2007.01.17 02:25 "[Tiff] Elevation Data", by Craig Bruce

2007.01.17 21:18 "Re: [Tiff] Elevation Data", by Frank Warmerdam

In my (prejudice, on-track and very limited) mind, large image handling is pipeline-based. If I need to render a large TIFF (or any TIFF for that matter), I set up a pipeline that decodes, resamples, and converts color and all. I next start pulling the pipeline, and as results come in, I progressively update display.

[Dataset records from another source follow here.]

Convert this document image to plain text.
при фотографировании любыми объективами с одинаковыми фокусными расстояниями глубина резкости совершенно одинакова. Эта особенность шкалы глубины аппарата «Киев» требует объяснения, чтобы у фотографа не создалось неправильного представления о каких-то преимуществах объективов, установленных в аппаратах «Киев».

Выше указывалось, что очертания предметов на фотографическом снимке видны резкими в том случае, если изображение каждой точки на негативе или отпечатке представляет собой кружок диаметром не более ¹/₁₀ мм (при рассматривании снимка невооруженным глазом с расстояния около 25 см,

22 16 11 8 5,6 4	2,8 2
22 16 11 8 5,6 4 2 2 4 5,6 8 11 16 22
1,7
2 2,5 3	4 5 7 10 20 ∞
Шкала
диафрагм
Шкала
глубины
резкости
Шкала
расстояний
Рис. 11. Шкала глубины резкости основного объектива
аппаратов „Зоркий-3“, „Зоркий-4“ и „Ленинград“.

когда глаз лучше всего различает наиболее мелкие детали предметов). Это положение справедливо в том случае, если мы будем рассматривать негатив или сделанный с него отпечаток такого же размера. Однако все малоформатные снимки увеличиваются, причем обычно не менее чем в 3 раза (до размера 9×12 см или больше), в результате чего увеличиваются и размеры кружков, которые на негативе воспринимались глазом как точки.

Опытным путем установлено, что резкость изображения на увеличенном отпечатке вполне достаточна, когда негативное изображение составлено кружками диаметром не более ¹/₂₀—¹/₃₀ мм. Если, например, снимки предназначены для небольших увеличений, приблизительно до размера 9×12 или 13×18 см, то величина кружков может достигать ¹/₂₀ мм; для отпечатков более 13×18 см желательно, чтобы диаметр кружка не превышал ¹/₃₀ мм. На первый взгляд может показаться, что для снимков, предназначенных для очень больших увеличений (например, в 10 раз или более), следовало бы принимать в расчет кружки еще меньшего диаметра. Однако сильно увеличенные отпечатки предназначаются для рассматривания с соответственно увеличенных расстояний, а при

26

That's just one very typical example, of course, of what I regard 'progressive streaming' of imaging processes. But it's sufficient to explain the dynamic sampling is rather awkward in this situation. I'd have to set up a first pipeline that decodes and gathers range, and run the complete pipeline, before I'd be able to set up the second pipeline with the detected range in the color conversion steps. For huge images, that's many seconds before the second pipeline is even build, which conflicts with my need to start progressive build-up of display asap.

Joris,

OK, I see your point. when I saw progressive streaming I wondered if we had morphed into a talk about reading stream data from the net or something.

For the record, I only *sample* the data to establish a range for scaling. I have an algoirthm that takes roughly the square root of the number of tiles/strips, reads them and uses that as a presumed reasonable range to scale. This takes relatively little extra time even for very large images.